En fait, je me rends compte que ces 6 jours ont été extrêmement remplis, c'est dur de savoir par où commencer, alors vais faire comme d'habitude: balancer tout un vrac. Parce que le vrac, ca a quelque chose de chaleureux et de convivial quelque part. Ouais. Et j'espère que tous ceux qui rangent soigneusement leurs classeurs étiquettés et sortent leurs plats téfal du four avec de fraîches maniques motifs provencaux gnagnagna se sentent mal à l'aise. Parce que moi j'ai toujours mes feuilles de cours tâchées de café et éparpillées partout et je pique des crises de nerfs pour tout retrouver au moment des révisions et puis, mes plats je me crame les doigts en les sortant du four et même qu'à l'intérieur ça accroche et mon gratin ca devient de la bouillie, mais je m'en fous, PARCE QUE J'AIME CA. On va pas s'laisser emmerder non mais hé ho. Il faut cultiver les petits énervements de la vie, c'est Lao Tseu qui l'a dit.

Aprés ce petit épisode psycho-sociologique (argh grrrrkk sors de ce corps arrghh...bip bip bip), reprenons donc.

Je tiens à signaler que cette petite semaine a été complêtement folle sur plusieurs points: personne n'est presque jamais arrivé en retard aux rencontres, personne ne s'est retrouvé aux postes, j'ai réussi à rentrer dans un bar, à y boire de l'alcool et à y fumer une cigarette (dire que très bientôt j'aurais plus à me soucier de ça, c'est flippant...on devrait toujours garder le choix de se faire refouler d'un bar américain à cause de son âge), Félix a failli rencontrer la femme de sa vie au Congrés, Romain ne s'est pas rasé la tête, pas moyen de ramener des oreos peanut butter double cream...Bref, une semaine folle je vous dis.

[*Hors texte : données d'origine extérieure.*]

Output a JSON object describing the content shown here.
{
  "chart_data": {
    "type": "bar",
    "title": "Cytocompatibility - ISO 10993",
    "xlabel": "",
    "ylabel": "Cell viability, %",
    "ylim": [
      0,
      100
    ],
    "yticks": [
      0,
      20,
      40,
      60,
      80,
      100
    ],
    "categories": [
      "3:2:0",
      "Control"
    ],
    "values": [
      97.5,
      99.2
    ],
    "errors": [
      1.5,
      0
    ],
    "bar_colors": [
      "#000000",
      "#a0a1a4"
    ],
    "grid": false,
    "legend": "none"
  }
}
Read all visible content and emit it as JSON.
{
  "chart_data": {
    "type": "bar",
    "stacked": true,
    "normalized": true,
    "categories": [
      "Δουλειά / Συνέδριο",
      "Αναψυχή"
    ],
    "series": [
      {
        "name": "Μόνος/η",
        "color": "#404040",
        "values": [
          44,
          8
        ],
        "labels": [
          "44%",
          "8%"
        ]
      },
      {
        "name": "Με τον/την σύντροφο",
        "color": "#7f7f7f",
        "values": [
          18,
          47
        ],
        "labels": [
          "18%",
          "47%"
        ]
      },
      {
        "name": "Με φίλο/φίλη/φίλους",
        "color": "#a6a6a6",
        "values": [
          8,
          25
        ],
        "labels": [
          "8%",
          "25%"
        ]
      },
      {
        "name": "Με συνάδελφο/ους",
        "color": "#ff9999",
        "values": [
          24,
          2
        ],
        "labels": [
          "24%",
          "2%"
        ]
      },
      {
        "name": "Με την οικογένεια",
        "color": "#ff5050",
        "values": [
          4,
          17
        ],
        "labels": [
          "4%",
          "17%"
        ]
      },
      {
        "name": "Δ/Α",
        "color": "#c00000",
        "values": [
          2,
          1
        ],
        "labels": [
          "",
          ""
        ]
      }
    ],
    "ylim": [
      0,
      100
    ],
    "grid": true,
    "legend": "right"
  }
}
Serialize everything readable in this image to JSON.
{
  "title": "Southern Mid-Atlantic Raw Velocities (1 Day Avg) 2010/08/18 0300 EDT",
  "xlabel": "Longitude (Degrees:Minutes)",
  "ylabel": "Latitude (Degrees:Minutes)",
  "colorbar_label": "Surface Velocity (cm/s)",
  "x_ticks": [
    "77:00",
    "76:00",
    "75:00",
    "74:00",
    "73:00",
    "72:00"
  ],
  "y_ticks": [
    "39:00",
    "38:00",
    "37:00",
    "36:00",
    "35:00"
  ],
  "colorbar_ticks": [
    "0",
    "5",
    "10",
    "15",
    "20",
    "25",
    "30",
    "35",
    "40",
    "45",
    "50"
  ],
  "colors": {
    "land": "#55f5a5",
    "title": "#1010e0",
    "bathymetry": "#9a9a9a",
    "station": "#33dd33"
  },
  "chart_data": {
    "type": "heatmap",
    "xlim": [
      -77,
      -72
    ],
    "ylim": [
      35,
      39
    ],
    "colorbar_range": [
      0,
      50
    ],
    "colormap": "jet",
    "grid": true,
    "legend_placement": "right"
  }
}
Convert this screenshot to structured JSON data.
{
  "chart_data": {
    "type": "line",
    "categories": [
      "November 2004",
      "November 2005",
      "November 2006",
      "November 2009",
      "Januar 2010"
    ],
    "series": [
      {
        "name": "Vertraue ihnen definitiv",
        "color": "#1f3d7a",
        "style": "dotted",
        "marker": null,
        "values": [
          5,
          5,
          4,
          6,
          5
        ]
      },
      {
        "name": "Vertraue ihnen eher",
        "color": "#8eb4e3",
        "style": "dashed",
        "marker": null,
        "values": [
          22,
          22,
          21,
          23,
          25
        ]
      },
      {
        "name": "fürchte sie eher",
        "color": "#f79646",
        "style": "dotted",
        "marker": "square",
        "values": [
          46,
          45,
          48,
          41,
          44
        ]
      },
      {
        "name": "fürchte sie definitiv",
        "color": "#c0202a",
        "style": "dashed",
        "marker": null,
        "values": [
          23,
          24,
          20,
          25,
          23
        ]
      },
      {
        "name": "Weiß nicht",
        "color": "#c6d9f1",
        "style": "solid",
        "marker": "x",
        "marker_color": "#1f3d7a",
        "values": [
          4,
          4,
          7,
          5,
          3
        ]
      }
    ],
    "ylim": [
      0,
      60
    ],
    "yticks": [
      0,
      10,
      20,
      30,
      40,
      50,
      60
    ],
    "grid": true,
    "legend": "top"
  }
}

Pour ce qui est des rencontres en elle-même (on était là pour ça quand même hein, pas pour faire un boeuf et claquer le tempo avec les serveurs-danseurs du Jhonny Rocket), ce fut fou fou fou aussi (lever les yeux au ciel et agiter la main droite). On a eu droit à une palette plutôt bien représentative du milieu du lobbying à Washington. Que ce soit la self-made-woman adepte des grass-roots techniques ( = rassembler un certain nombre de citoyen autour d'un enjeu) et lobbyiste du Mexique pour l'ALENA à l'avocat d'affaires qui règle ses petites affaires au club de Gym, but so IMPRESSING bordel (oui oui il y a trop de colonnes en marbre, de tapis persans et de lustres dans ce hall, venez donc admirer ma vue de ouf guedin sur le centre dans cette salle de conférence - combien je gagne? 500 $...de l'heure...oui c'est pas mal, oui...GLOUPS!! Et là tu ravales ta putain de salive à 2 sesterces le litre et tu manques de finir ton eau minérale siglée au nom du cabinet). Mais surtout, j'ai trouvé LE BOULOT DE MES RÊVES...aaaarghh...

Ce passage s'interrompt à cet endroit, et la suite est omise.